Everyone has different coping mechanisms and so everyone grieves differently. Though most can recover on their own if they have good social support, it may take months or years to come to terms with a loss. There's no specified time period. Never let anyone tell you to get over it and move on.
It was once thought that grief went through a series of five steps or phases--denial, anger, bargaining, depression and acceptance. But professionals now know that grief is not so simple. We don't progress through these stages in a step-by-step fashion. When we lose someone we love, we may find that we fit the stages to a tee, or we may skip all but one. We may race through them or drag our way to acceptance. As we're all unique, we may even add our own stages. In fact, the actual grief process looks a lot less like a neat set of stages and a lot more like a roller coaster ride.
You may find some of the following strategies useful in coming to terms with the loss of a loved one.

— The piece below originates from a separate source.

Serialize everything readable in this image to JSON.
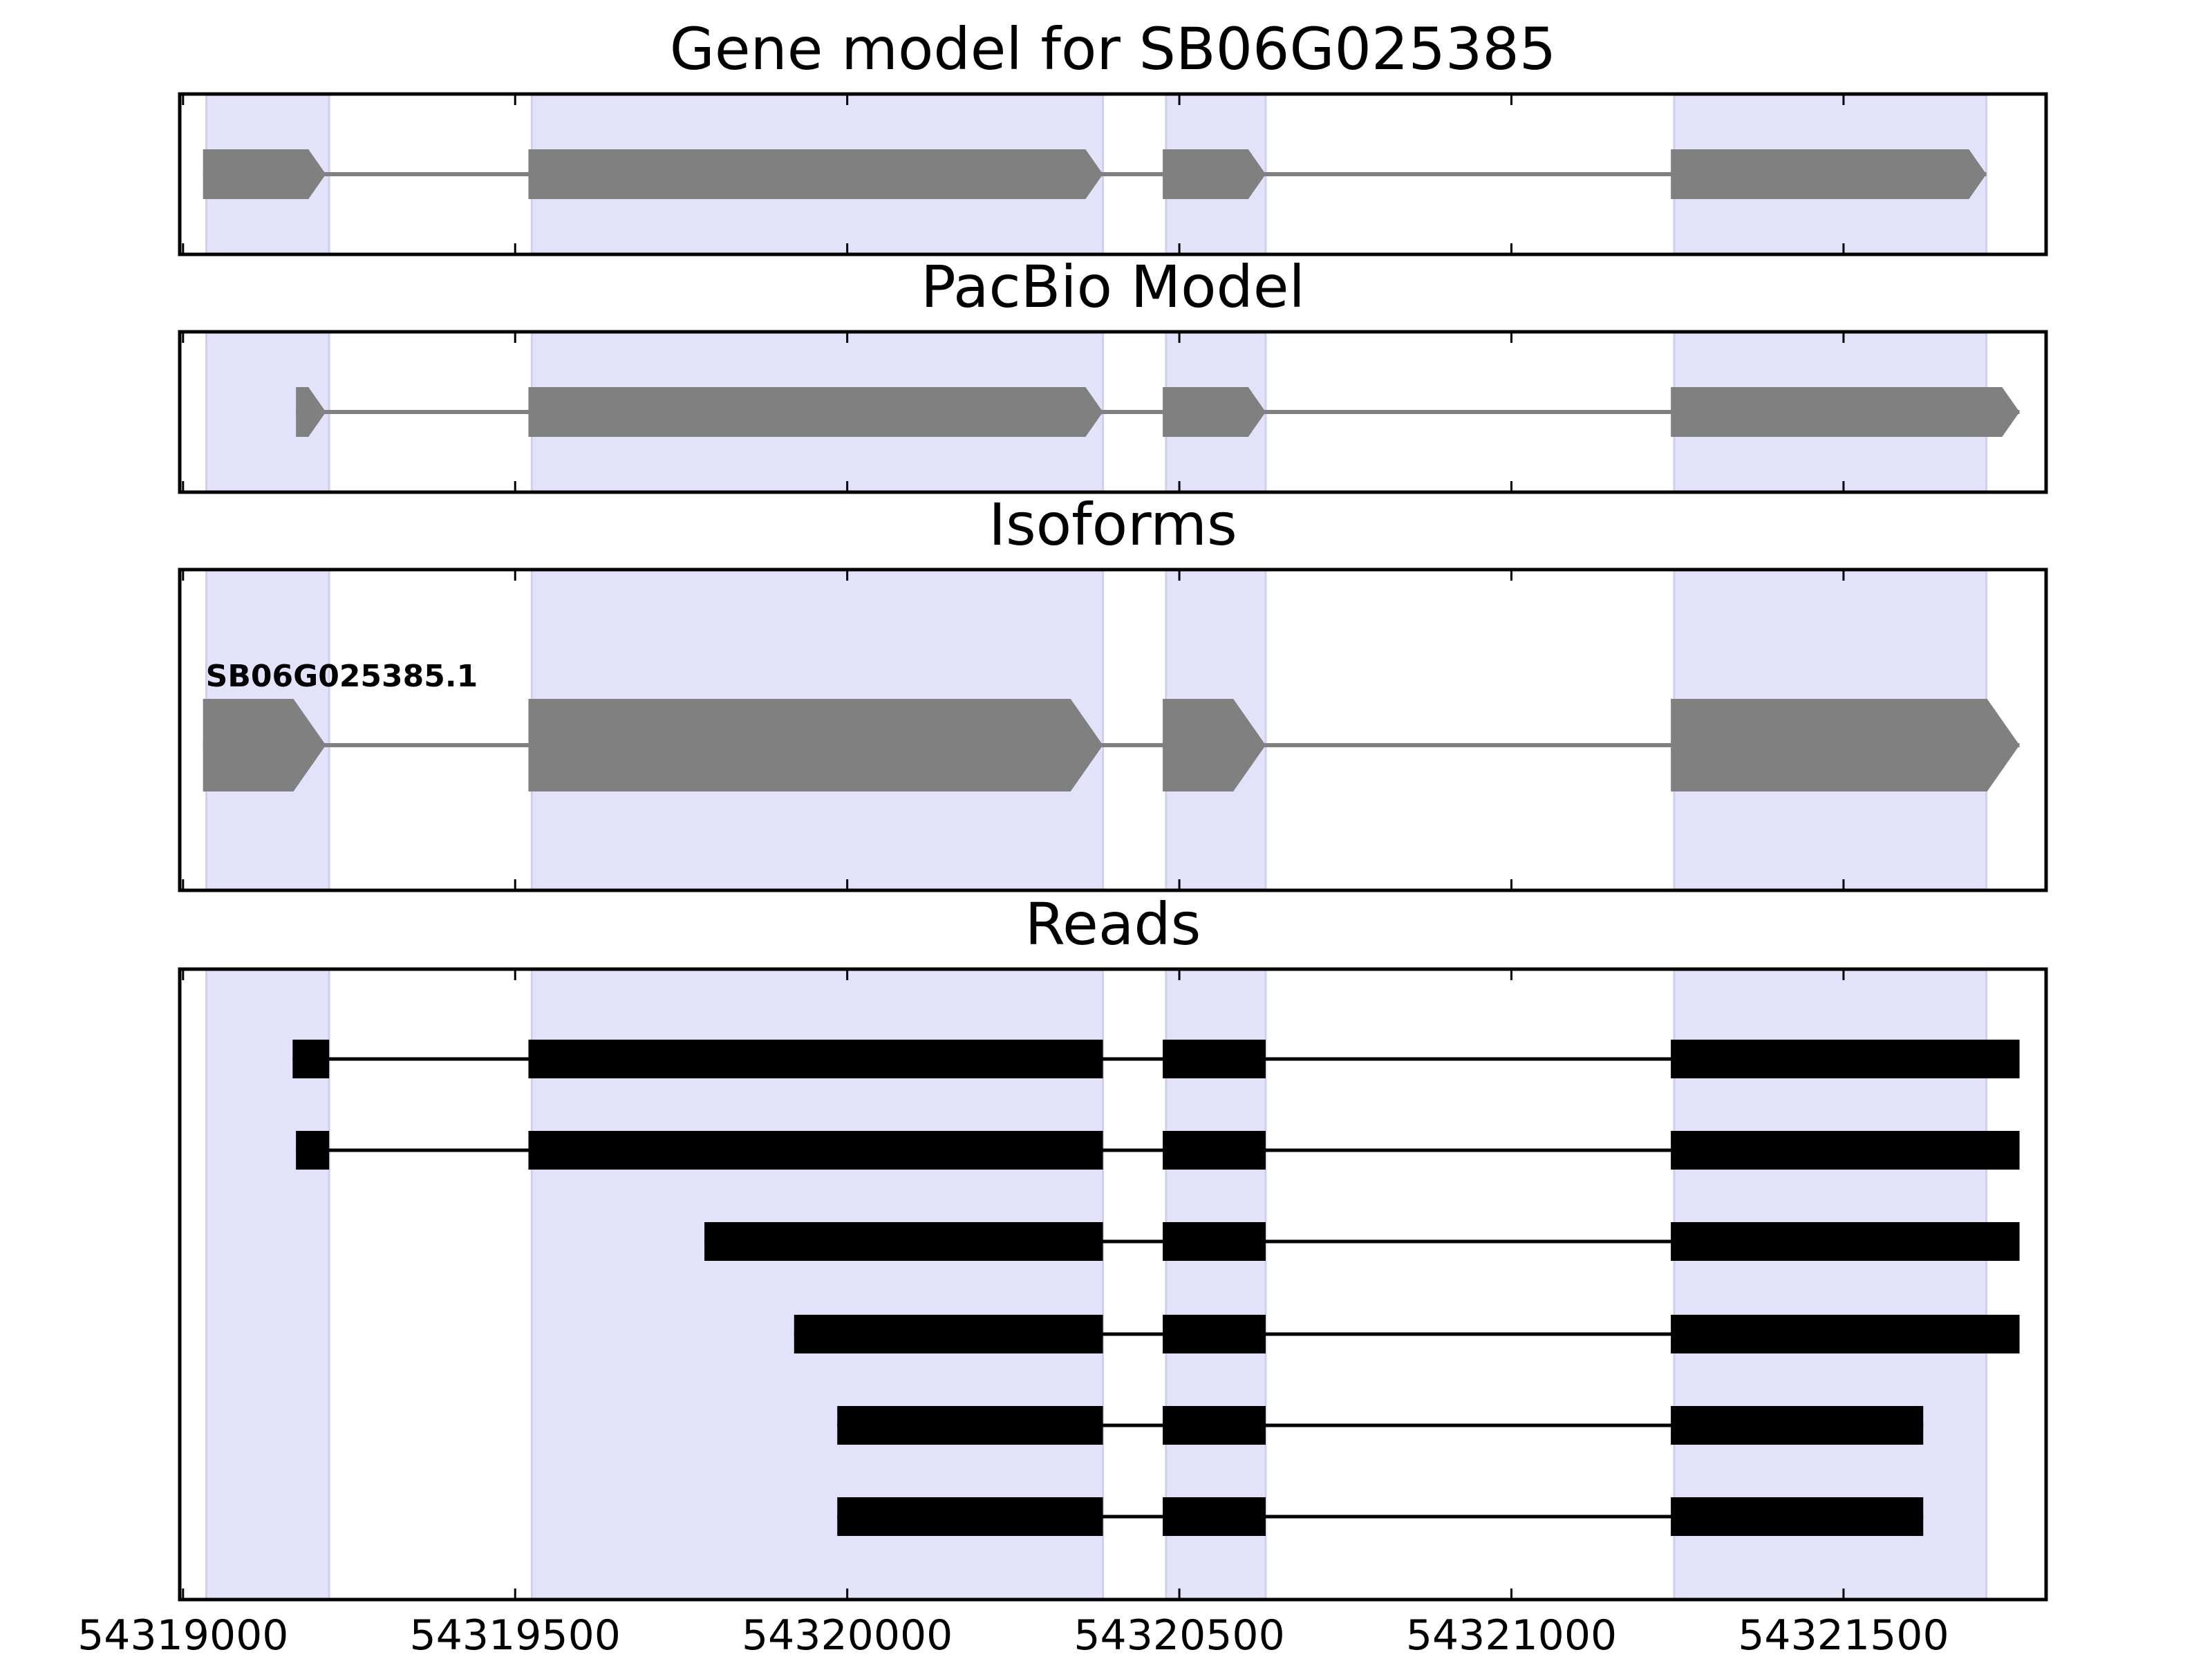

First of all, know that mourning the loss of someone you love will take time, but the journey can also be a catalyst for a renewed sense of purpose. Through grief, people often find a new direction and new meaning in life. Don't be afraid to try something new. Along with the good memories, let your heart embrace hope.
Talk about the death of your loved one with family and friends. It will help you process the loss, and the memories will ease the weight of your sadness.
People experience all kinds of emotions after the death of someone close, some unexpected. Sadness, anger, frustration, shock, confusion, and even exhaustion are normal. Accept these feelings and take care of yourself. Eat well, exercise, and get plenty of rest. It will help you get through the day.
It can also help to talk to others who're grieving. Reach out to them and share your experiences. There are support groups online where you can connect with others who've suffered a loss. Sharing your stories will make you feel better and help you cope.
Celebrate the life of your loved one in a way that allows you to honor that unique relationship. Donate to a favorite charity of the deceased, go through photos of happier times, write your deceased loved one a poem or letter, or plant a garden in your loved one's memory. Do whatever feels right to you.
If you feel stuck or overwhelmed by your emotions, it may help to talk to a counselor or other mental health professional who can help you cope with your feelings.
And finally, don't lose hope. Brighter days are ahead.